Taki prezent dla mężczyzn bywa zaskakujący. Jak relacjonują nam przedstawiciele ODTJ panowie tak obdarowani przychodzą na kurs czasem z niedowierzaniem. Są przekonani, że niczego nowego w prowadzeniu samochodu się nie nauczą. A potem są zdziwieni…
– Wielu z nas uważa, że jest świetnymi kierowcami, mamy o sobie wysokie mniemanie. Prawie na każdym szkoleniu mamy kogoś, kto „wszystko wie”. Na koniec przyznaje, że jednak musi się jeszcze wielu rzeczy nauczyć i że będzie jeździł ostrożniej. Takie szkolenie pozwala obniżyć poczucie pewności siebie za kierownicą – opowiada Zięba. – Kursanci często przyznają potem: „żona mi dała taki voucher, przyszedłem, żeby jej sprawić przyjemność. Ale ona miała rację!”

Jak kupić taki prezent na święta?

– Zachęcam wszystkich do skorzystania ze szkolenia „Bezpieczny Kierowca. Poziom 1”. To nasze podstawowe szkolenie, które jest rekomendowane wszystkim, którzy chcieliby zacząć proces doskonalenia swojej techniki jazdy – mówi Rafał Zięba z Toru Modlin. – To pierwsze szkolenie trwa ponad 6 godzin. Jest krótki wykład teoretyczny i zajęcia na wszystkich modułach treningowych.

Koszt szkolenia „Bezpieczny Kierowca. Poziom 1” to 870 zł. Ci, którzy nie mogą wydać tak dużej kwoty, mogą skorzystać z 3-godzinnego szkolenia „Technika Jazdy”. To nie zawiera już elementu teoretycznego. Kosztuje 590 zł.

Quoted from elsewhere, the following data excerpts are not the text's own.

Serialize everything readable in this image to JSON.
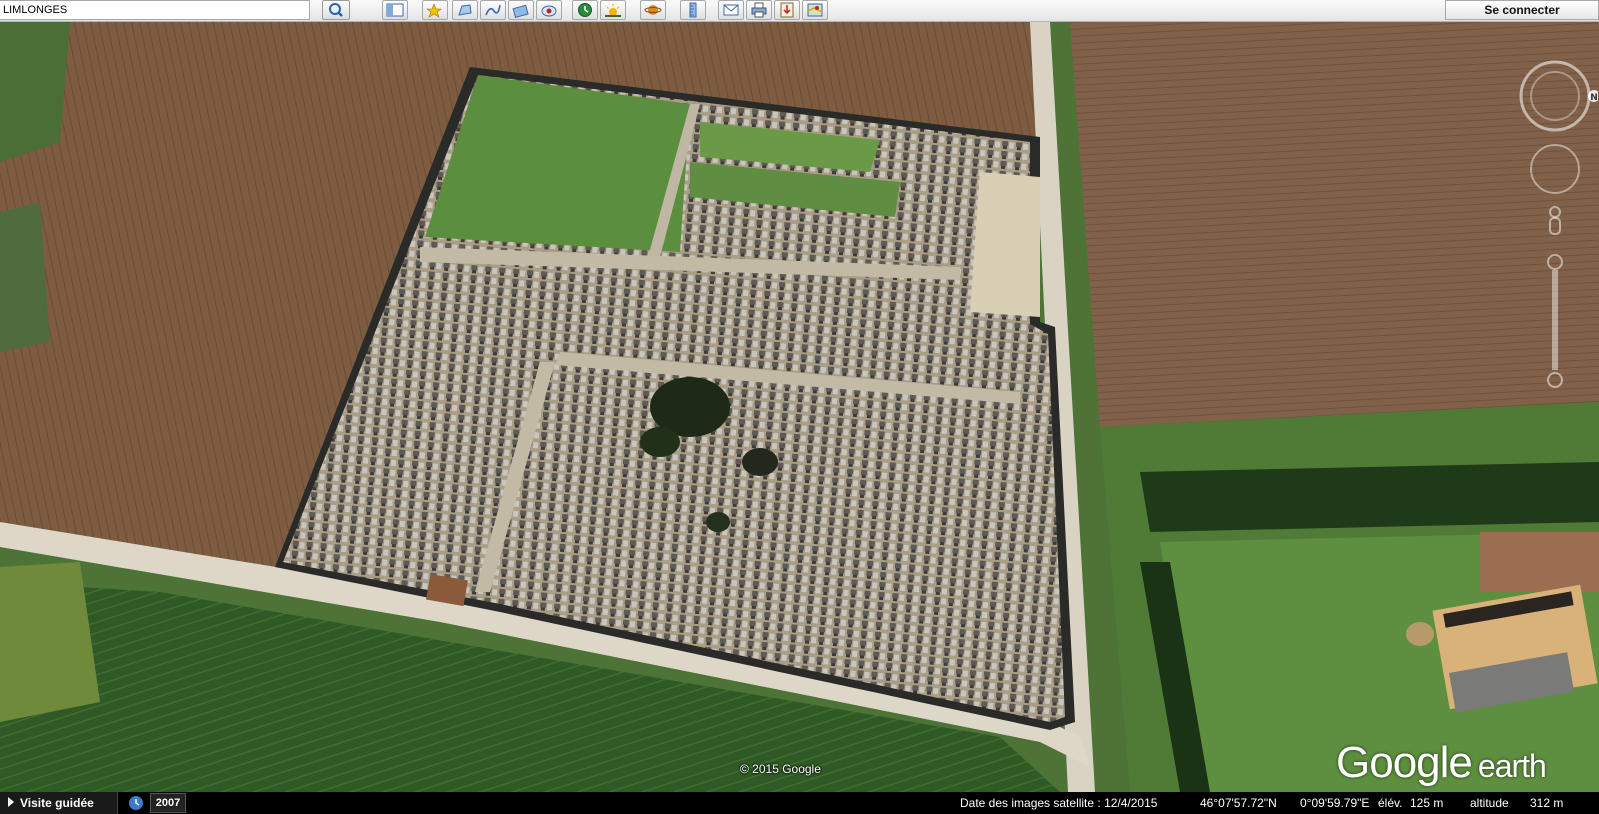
{
  "toolbar": {
    "search_value": "LIMLONGES",
    "buttons": [
      "search-icon",
      "sidebar-toggle-icon",
      "add-placemark-icon",
      "add-polygon-icon",
      "add-path-icon",
      "add-image-overlay-icon",
      "record-tour-icon",
      "historical-imagery-icon",
      "sunlight-icon",
      "planets-icon",
      "ruler-icon",
      "email-icon",
      "print-icon",
      "save-image-icon",
      "view-in-maps-icon"
    ],
    "signin_label": "Se connecter"
  },
  "map": {
    "copyright": "© 2015 Google",
    "logo_main": "Google",
    "logo_sub": "earth"
  },
  "navigation": {
    "north_label": "N"
  },
  "statusbar": {
    "tour_label": "Visite guidée",
    "year": "2007",
    "imagery_date": "Date des images satellite : 12/4/2015",
    "lat": "46°07'57.72\"N",
    "lon": "0°09'59.79\"E",
    "elev_label": "élév.",
    "elev_value": "125 m",
    "alt_label": "altitude",
    "alt_value": "312 m"
  },
  "colors": {
    "field_brown": "#7a5a40",
    "grass_green": "#4f7a34",
    "cemetery_ground": "#a89c84",
    "road": "#d8d2c0"
  }
}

Dla kierowców, którzy zaliczyli już pierwszy poziom, dostępne jest szkolenie „Bezpieczny Kierowca. Poziom 2”. Jest tam więcej ćwiczeń praktycznych, które odbywają się przy większych prędkościach.

– Rodzice mogą też wykupić szkolenia dla nastoletnich dzieci, które jeszcze nie są kierowcami i nie mają żadnych doświadczeń w prowadzeniu samochodu – zachęca Zięba. – Dzięki szkoleniu „Nastoletni kierowca” wejdą w świat motoryzacji pod okiem naszych najlepszych instruktorów i nabiorą już podstawowych nawyków już w wieku 11 czy 12 lat. Te dobre nawyki będą potem w życiu procentować.